BVA calls for government to improve the welfare of animals at slaughter

The British Veterinary Association (BVA) has welcomed the review of the ‘Welfare of Animals at the Time of Killing [England] Regulations [WATOK]’, but called on the government to commit to making the improvements outlined in the report.

The post-implementation review of England’s WATOK regulations, published by the Department for Environment, Food and Rural Affairs (Defra), recognises several policy recommendations proposed by BVA.

These include:
  • Specifying that all electrical-waterbath of stunning of poultry should be carried out in accordance with the minimum currents laid down in Annex I of EC 1099/2009;
  • The urgent need for research to develop non-aversive stunning methods in pigs;
  • The urgent need for research into the development of recoverable stunning methods that effectively stun birds of all sizes, strains, and ages, and remove the need for live shackling and inversion pre-slaughter;
  • Improved regulation of non-stun slaughter so that supply meets demand and clearer labelling for consumers;
  • Legislative protections for the welfare of farmed fish at slaughter.

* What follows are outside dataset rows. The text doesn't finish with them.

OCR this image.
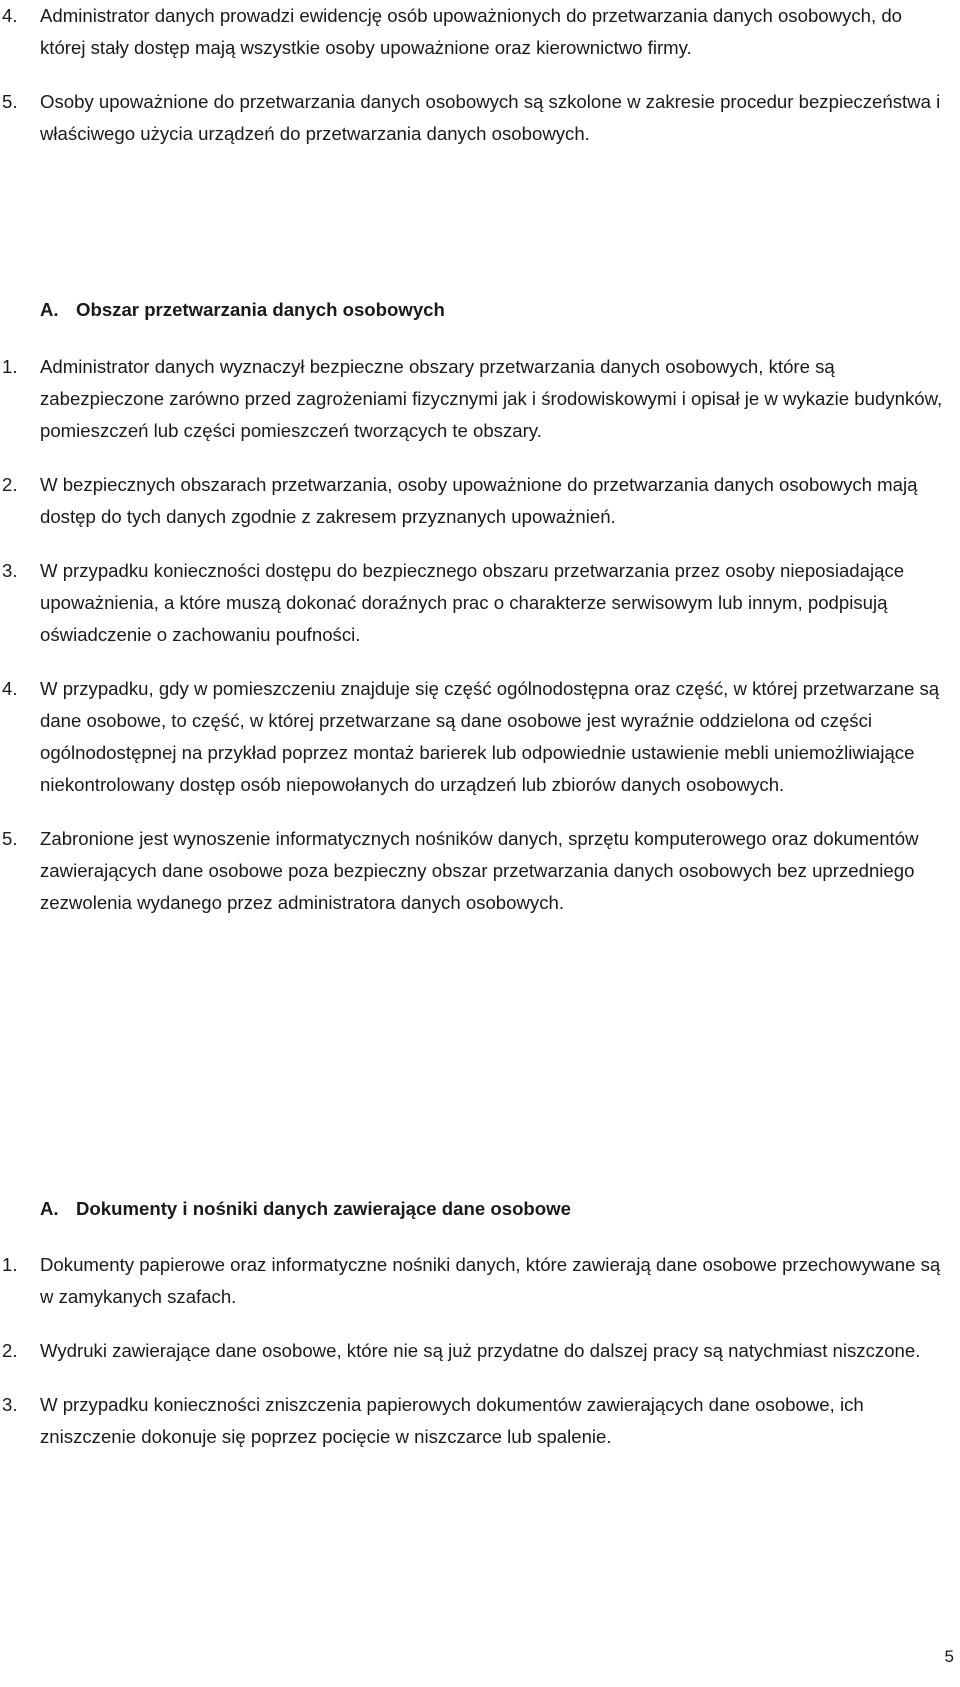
4. Administrator danych prowadzi ewidencję osób upoważnionych do przetwarzania danych osobowych, do której stały dostęp mają wszystkie osoby upoważnione oraz kierownictwo firmy.
5. Osoby upoważnione do przetwarzania danych osobowych są szkolone w zakresie procedur bezpieczeństwa i właściwego użycia urządzeń do przetwarzania danych osobowych.
A. Obszar przetwarzania danych osobowych
1. Administrator danych wyznaczył bezpieczne obszary przetwarzania danych osobowych, które są zabezpieczone zarówno przed zagrożeniami fizycznymi jak i środowiskowymi i opisał je w wykazie budynków, pomieszczeń lub części pomieszczeń tworzących te obszary.
2. W bezpiecznych obszarach przetwarzania, osoby upoważnione do przetwarzania danych osobowych mają dostęp do tych danych zgodnie z zakresem przyznanych upoważnień.
3. W przypadku konieczności dostępu do bezpiecznego obszaru przetwarzania przez osoby nieposiadające upoważnienia, a które muszą dokonać doraźnych prac o charakterze serwisowym lub innym, podpisują oświadczenie o zachowaniu poufności.
4. W przypadku, gdy w pomieszczeniu znajduje się część ogólnodostępna oraz część, w której przetwarzane są dane osobowe, to część, w której przetwarzane są dane osobowe jest wyraźnie oddzielona od części ogólnodostępnej na przykład poprzez montaż barierek lub odpowiednie ustawienie mebli uniemożliwiające niekontrolowany dostęp osób niepowołanych do urządzeń lub zbiorów danych osobowych.
5. Zabronione jest wynoszenie informatycznych nośników danych, sprzętu komputerowego oraz dokumentów zawierających dane osobowe poza bezpieczny obszar przetwarzania danych osobowych bez uprzedniego zezwolenia wydanego przez administratora danych osobowych.
A. Dokumenty i nośniki danych zawierające dane osobowe
1. Dokumenty papierowe oraz informatyczne nośniki danych, które zawierają dane osobowe przechowywane są w zamykanych szafach.
2. Wydruki zawierające dane osobowe, które nie są już przydatne do dalszej pracy są natychmiast niszczone.
3. W przypadku konieczności zniszczenia papierowych dokumentów zawierających dane osobowe, ich zniszczenie dokonuje się poprzez pocięcie w niszczarce lub spalenie.
5
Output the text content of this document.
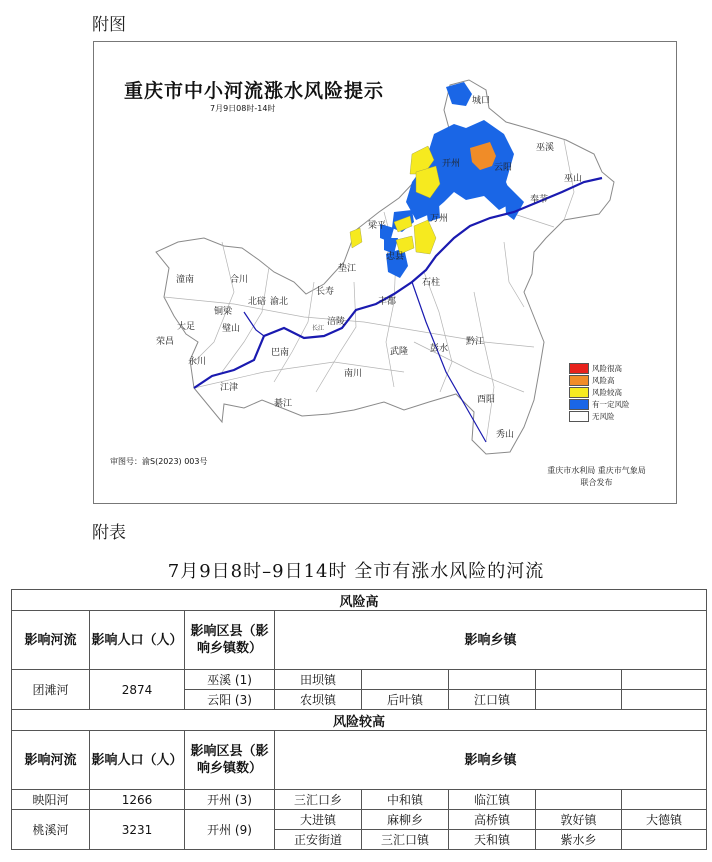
附图
城口
巫溪
开州	云阳
巫山
奉节
万州
梁平
垫江
忠县
石柱
长寿
丰都
潼南	合川
铜梁
北碚 渝北
大足	璧山
永川
荣昌
巴南
涪陵
江津
綦江
南川
武隆 彭水
黔江
酉阳
秀山
长江
重庆市中小河流涨水风险提示
7月9日08时-14时
风险很高
风险高
风险较高
有一定风险
无风险
审图号：渝S(2023) 003号
重庆市水利局 重庆市气象局
联合发布
附表
7月9日8时–9日14时 全市有涨水风险的河流
风险高							
影响河流	影响人口（人）	影响区县（影响乡镇数）	影响乡镇				
团滩河	2874	巫溪 (1)	田坝镇				
		云阳 (3)	农坝镇	后叶镇	江口镇		
风险较高							
影响河流	影响人口（人）	影响区县（影响乡镇数）	影响乡镇				
映阳河	1266	开州 (3)	三汇口乡	中和镇	临江镇		
桃溪河	3231	开州 (9)	大进镇	麻柳乡	高桥镇	敦好镇	大德镇
			正安街道	三汇口镇	天和镇	紫水乡	
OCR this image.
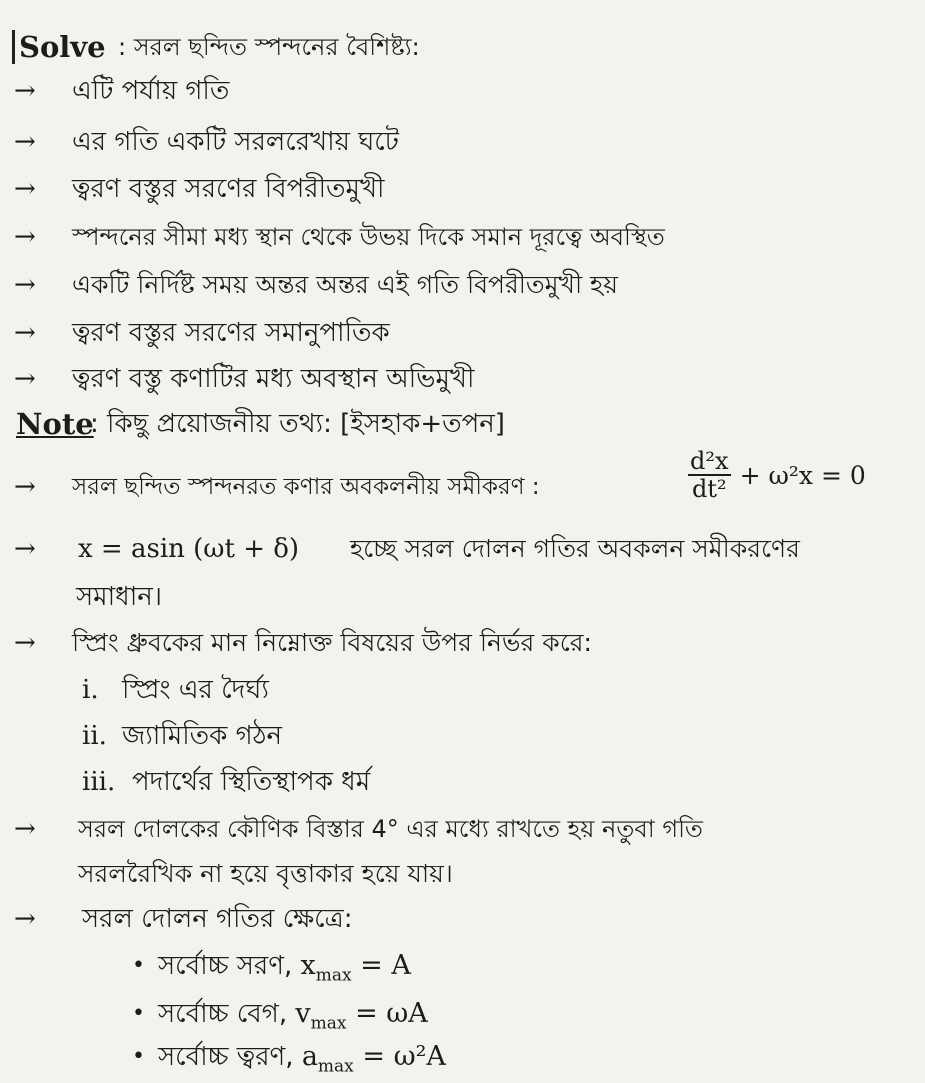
Solve : সরল ছন্দিত স্পন্দনের বৈশিষ্ট্য:
→ এটি পর্যায় গতি
→ এর গতি একটি সরলরেখায় ঘটে
→ ত্বরণ বস্তুর সরণের বিপরীতমুখী
→ স্পন্দনের সীমা মধ্য স্থান থেকে উভয় দিকে সমান দূরত্বে অবস্থিত
→ একটি নির্দিষ্ট সময় অন্তর অন্তর এই গতি বিপরীতমুখী হয়
→ ত্বরণ বস্তুর সরণের সমানুপাতিক
→ ত্বরণ বস্তু কণাটির মধ্য অবস্থান অভিমুখী
Note
: কিছু প্রয়োজনীয় তথ্য: [ইসহাক+তপন]
→ সরল ছন্দিত স্পন্দনরত কণার অবকলনীয় সমীকরণ :	$\frac{\text{d²x}}{\text{dt²}} + \omega^2x = 0$
→ x = asin (ωt + δ) হচ্ছে সরল দোলন গতির অবকলন সমীকরণের
সমাধান।
→ স্প্রিং ধ্রুবকের মান নিম্নোক্ত বিষয়ের উপর নির্ভর করে:
i. স্প্রিং এর দৈর্ঘ্য
ii. জ্যামিতিক গঠন
iii. পদার্থের স্থিতিস্থাপক ধর্ম
→ সরল দোলকের কৌণিক বিস্তার 4° এর মধ্যে রাখতে হয় নতুবা গতি
সরলরৈখিক না হয়ে বৃত্তাকার হয়ে যায়।
→ সরল দোলন গতির ক্ষেত্রে:
• সর্বোচ্চ সরণ, $x_{max} = A$
• সর্বোচ্চ বেগ, $v_{max} = \omega A$
• সর্বোচ্চ ত্বরণ, $a_{max} = \omega^2A$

Commenting on the review, BVA President James Russell said:

“We agree with the report’s findings that current WATOK regulations provide a good framework to support positive animal health and welfare outcomes.

“We’re proud of the official veterinarians who play an integral role in securing high standards of animal health and welfare in slaughterhouses.”

‘Evidence-based legislation’

Russell continued:

“It is critically important that we have evidence-based legislation in place so that slaughter processes result in a humane death for animals, that minimises avoidable pain, distress, fear, and suffering.

But it’s clear there is room for improvement. We’re pleased that several BVA recommendations were highlighted as key areas for improvements in the current regulations.

“However, we’re concerned that the publication of the review did not include a commitment to action.

“The next step must be for the government to demonstrate its intentions to be a world leader in animal welfare across the board by implementing the recommendations, which are supported by vets, animal welfare experts, and industry,” he concluded.